Everything happens more efficiently, with a higher success rate and greater use of efforts.
In practice, the adoption of this resource strengthens financial management and can favor the execution of strategic planning.
For small businesses, this is especially relevant as it enhances overall competitiveness.
How to create and implement a billing ruler?
To make this collection system really efficient for your business, it is essential to take care of all the steps until its implementation.
So, here are the essential steps to consider!
Make a business diagnosis
It all starts with a process mapping and identification of critical points.

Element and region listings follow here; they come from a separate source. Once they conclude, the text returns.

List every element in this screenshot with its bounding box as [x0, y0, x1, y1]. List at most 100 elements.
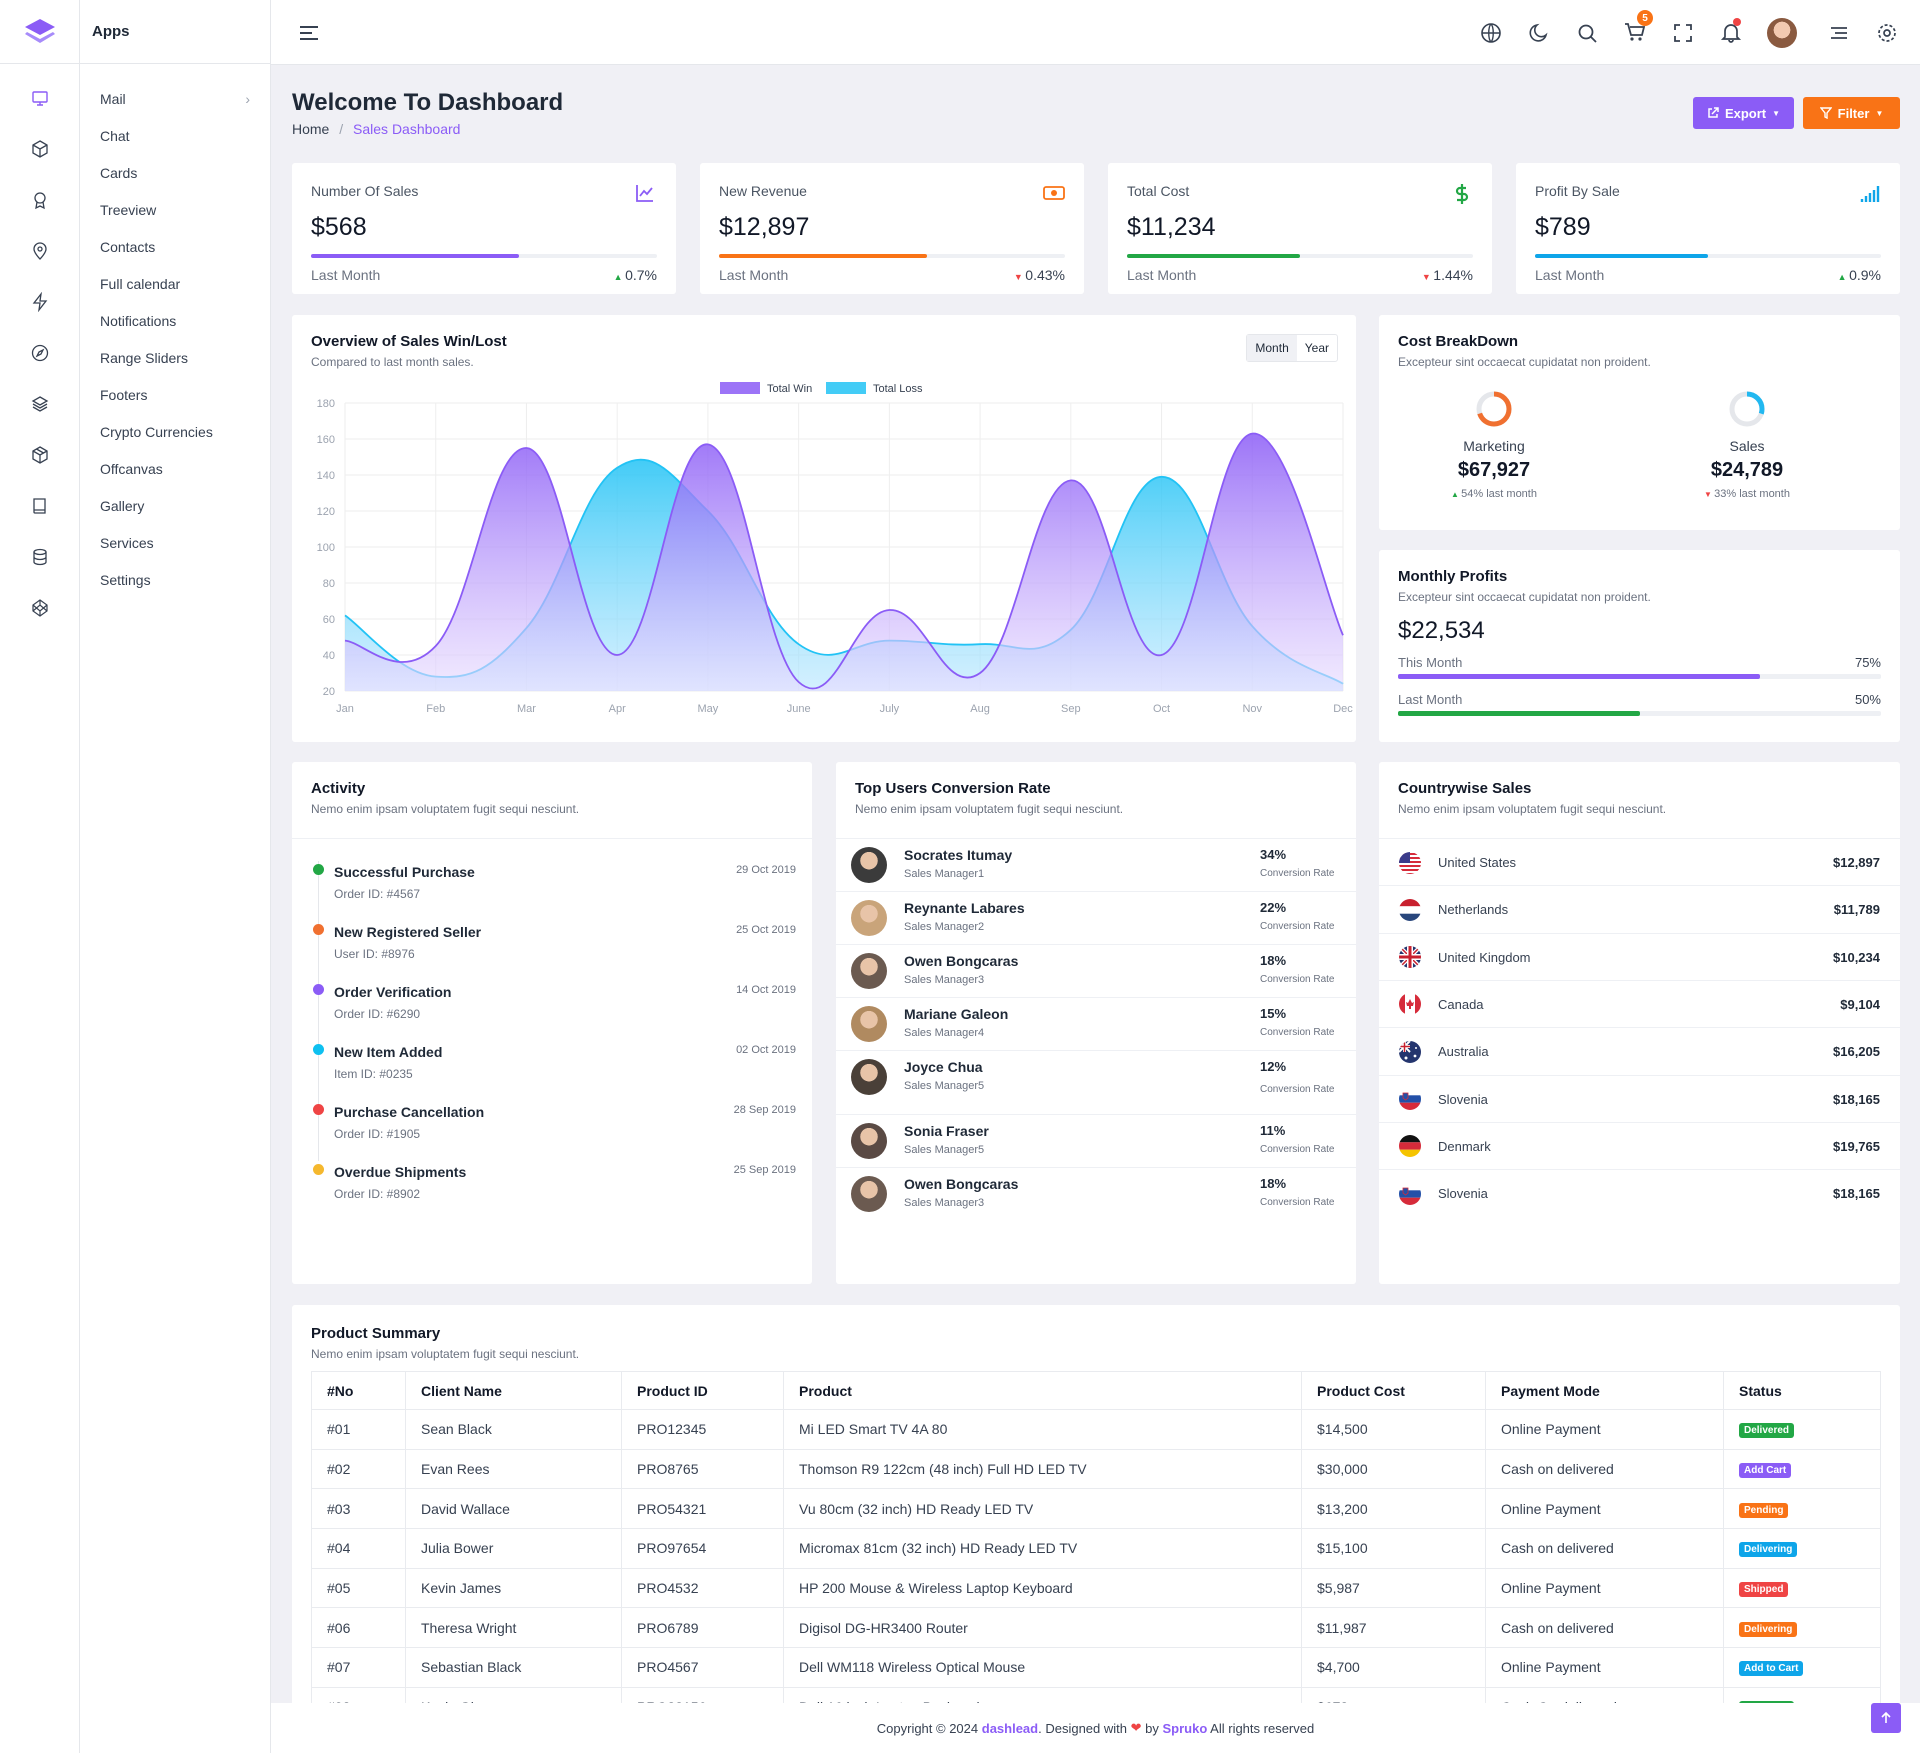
sidebar-item-full-calendar[interactable]: Full calendar [80, 265, 270, 302]
stat-progress-bar [1127, 254, 1473, 258]
sidebar-item-settings[interactable]: Settings [80, 561, 270, 598]
stat-header: New Revenue [719, 183, 1065, 205]
conversion-rate: 15% [1260, 1006, 1287, 1021]
x-tick-label: Aug [970, 703, 990, 715]
stat-change: ▲ 0.9% [1838, 267, 1881, 283]
user-avatar[interactable] [1767, 18, 1797, 48]
footer-brand-link[interactable]: dashlead [981, 1720, 1039, 1736]
user-row[interactable]: Owen Bongcaras Sales Manager3 18% Conversio… [836, 944, 1356, 997]
products-title: Product Summary [311, 1325, 441, 1342]
search-icon[interactable] [1576, 22, 1598, 44]
user-row[interactable]: Sonia Fraser Sales Manager5 11% Conversion … [836, 1114, 1356, 1167]
rail-item-6[interactable] [0, 327, 79, 378]
countries-subtitle: Nemo enim ipsam voluptatem fugit sequi n… [1398, 802, 1667, 816]
monthly-profits-card: Monthly Profits Excepteur sint occaecat … [1379, 550, 1900, 742]
top-header: 5 [271, 0, 1920, 65]
cost-title: Cost BreakDown [1398, 333, 1519, 350]
back-to-top-button[interactable] [1871, 1703, 1901, 1733]
sidebar-item-services[interactable]: Services [80, 524, 270, 561]
rail-item-10[interactable] [0, 531, 79, 582]
conversion-rate: 11% [1260, 1123, 1286, 1138]
filter-button[interactable]: Filter ▼ [1803, 97, 1900, 129]
rail-item-9[interactable] [0, 480, 79, 531]
user-row[interactable]: Owen Bongcaras Sales Manager3 18% Conversio… [836, 1167, 1356, 1220]
user-row[interactable]: Socrates Itumay Sales Manager1 34% Conversi… [836, 838, 1356, 891]
fullscreen-icon[interactable] [1672, 22, 1694, 44]
sidebar-item-crypto-currencies[interactable]: Crypto Currencies [80, 413, 270, 450]
user-row[interactable]: Reynante Labares Sales Manager2 22% Convers… [836, 891, 1356, 944]
sidebar-item-label: Chat [100, 127, 130, 144]
conversion-rate-label: Conversion Rate [1260, 921, 1335, 932]
sidebar-item-chat[interactable]: Chat [80, 117, 270, 154]
stat-footer: Last Month ▼ 1.44% [1127, 267, 1473, 283]
sidebar: Apps Mail › Chat Cards Treeview Contacts Full … [80, 0, 271, 1753]
conversion-rate-label: Conversion Rate [1260, 1084, 1335, 1095]
rail-item-1[interactable] [0, 72, 79, 123]
sidebar-item-offcanvas[interactable]: Offcanvas [80, 450, 270, 487]
sidebar-item-cards[interactable]: Cards [80, 154, 270, 191]
moon-icon[interactable] [1528, 22, 1550, 44]
heart-icon: ❤ [1130, 1720, 1142, 1735]
user-row[interactable]: Mariane Galeon Sales Manager4 15% Conversio… [836, 997, 1356, 1050]
column-header: Product Cost [1301, 1371, 1486, 1410]
profit-progress [1398, 674, 1881, 679]
menu-toggle-icon[interactable] [299, 24, 319, 42]
country-row: United Kingdom $10,234 [1379, 932, 1900, 981]
table-cell: #06 [311, 1607, 406, 1649]
conversion-rate: 34% [1260, 847, 1287, 862]
conversion-rate: 12% [1260, 1059, 1287, 1074]
stat-change-value: 1.44% [1433, 267, 1473, 283]
rail-item-4[interactable] [0, 225, 79, 276]
brand-logo[interactable] [0, 0, 79, 64]
status-badge: Add Cart [1739, 1463, 1792, 1479]
status-badge: Shipped [1739, 1582, 1789, 1598]
breadcrumb-home[interactable]: Home [292, 121, 330, 137]
cart-button[interactable]: 5 [1623, 10, 1653, 44]
table-cell: Micromax 81cm (32 inch) HD Ready LED TV [783, 1528, 1302, 1569]
stat-value: $789 [1535, 213, 1591, 241]
column-header: Product ID [621, 1371, 784, 1410]
tab-year[interactable]: Year [1304, 341, 1329, 355]
profit-row-pct: 75% [1854, 655, 1881, 670]
tab-month[interactable]: Month [1247, 335, 1297, 361]
table-cell: Theresa Wright [405, 1607, 622, 1649]
align-right-icon[interactable] [1828, 22, 1850, 44]
rail-item-7[interactable] [0, 378, 79, 429]
user-row[interactable]: Joyce Chua Sales Manager5 12% Conversion Ra… [836, 1050, 1356, 1103]
sidebar-item-mail[interactable]: Mail › [80, 80, 270, 117]
sidebar-item-label: Full calendar [100, 275, 181, 292]
activity-detail: User ID: #8976 [334, 947, 415, 961]
rail-item-11[interactable] [0, 582, 79, 633]
rail-item-8[interactable] [0, 429, 79, 480]
sidebar-item-footers[interactable]: Footers [80, 376, 270, 413]
caret-down-icon: ▼ [1421, 272, 1434, 282]
notifications-button[interactable] [1720, 18, 1742, 43]
rail-item-3[interactable] [0, 174, 79, 225]
caret-down-icon: ▼ [1013, 272, 1026, 282]
globe-icon[interactable] [1480, 22, 1502, 44]
rail-item-2[interactable] [0, 123, 79, 174]
country-sales-value: $9,104 [1840, 996, 1880, 1012]
rail-item-5[interactable] [0, 276, 79, 327]
table-cell: Online Payment [1485, 1567, 1724, 1609]
table-cell: $5,987 [1301, 1567, 1486, 1609]
table-row: #05 Kevin James PRO4532 HP 200 Mouse & Wire… [311, 1567, 1881, 1609]
sidebar-item-notifications[interactable]: Notifications [80, 302, 270, 339]
activity-date: 02 Oct 2019 [736, 1044, 796, 1056]
settings-gear-icon[interactable] [1876, 22, 1898, 44]
conversion-rate: 22% [1260, 900, 1287, 915]
footer-author-link[interactable]: Spruko [1162, 1720, 1208, 1736]
donut-icon [1729, 391, 1765, 427]
export-button[interactable]: Export ▼ [1693, 97, 1794, 129]
sidebar-item-treeview[interactable]: Treeview [80, 191, 270, 228]
award-icon [33, 191, 46, 209]
sidebar-item-contacts[interactable]: Contacts [80, 228, 270, 265]
stat-change: ▲ 0.7% [614, 267, 657, 283]
stat-progress-fill [1535, 254, 1708, 258]
stat-period: Last Month [719, 267, 789, 283]
sidebar-item-gallery[interactable]: Gallery [80, 487, 270, 524]
table-cell: $14,500 [1301, 1409, 1486, 1450]
sidebar-item-range-sliders[interactable]: Range Sliders [80, 339, 270, 376]
table-cell: Pending [1723, 1488, 1881, 1530]
column-header: Client Name [405, 1371, 622, 1410]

You need to understand your company’s financial structure and how customers make (or don’t) make payments.
A small company has an advantage in this regard because it is easier to identify and follow the steps in the collection sector.
Define contact characteristics
Afterward, it is necessary to establish what measures will be taken to define the charge. In certain cases, it may be interesting to send three types of contact:
- before expiration;
- on the due date;
- after expiration.
In other situations, it may be more interesting to send more contacts before maturity, as a way to reduce the risk of default.
So when creating the billing rule, it is necessary to establish criteria such as:
- number of contacts made;
- date of making the contacts;
- chosen medium (e.g. via phone, email or multiple contact locations).
After expiration, the collection rule can provide for more frequent contacts, specific settlement proposals or even the title protest.
Consider using technology
To make the ruler more efficient, it may be interesting to adopt a charging system.
Through technology, it is possible to execute most processes in an automated way, which reduces costs and the risk of errors.
An automated billing ruler is also useful to prevent the team from getting stuck in repetitive tasks.
Thus, there is more time available to plan contacts toward credit recovery.
Follow the results
Implementing the billing rule is not the final step. It is essential to monitor the results to know what has been efficient and what can still be optimized.
Depending on the case, it may make sense to change the means of interaction, intensify the approach or change the frequency of contact.
Through indicators, such as the volume of credit recovered in the period, it is possible to obtain insights to optimize your approach.
Thus, decisions can be made that improve the financial management of the business over time.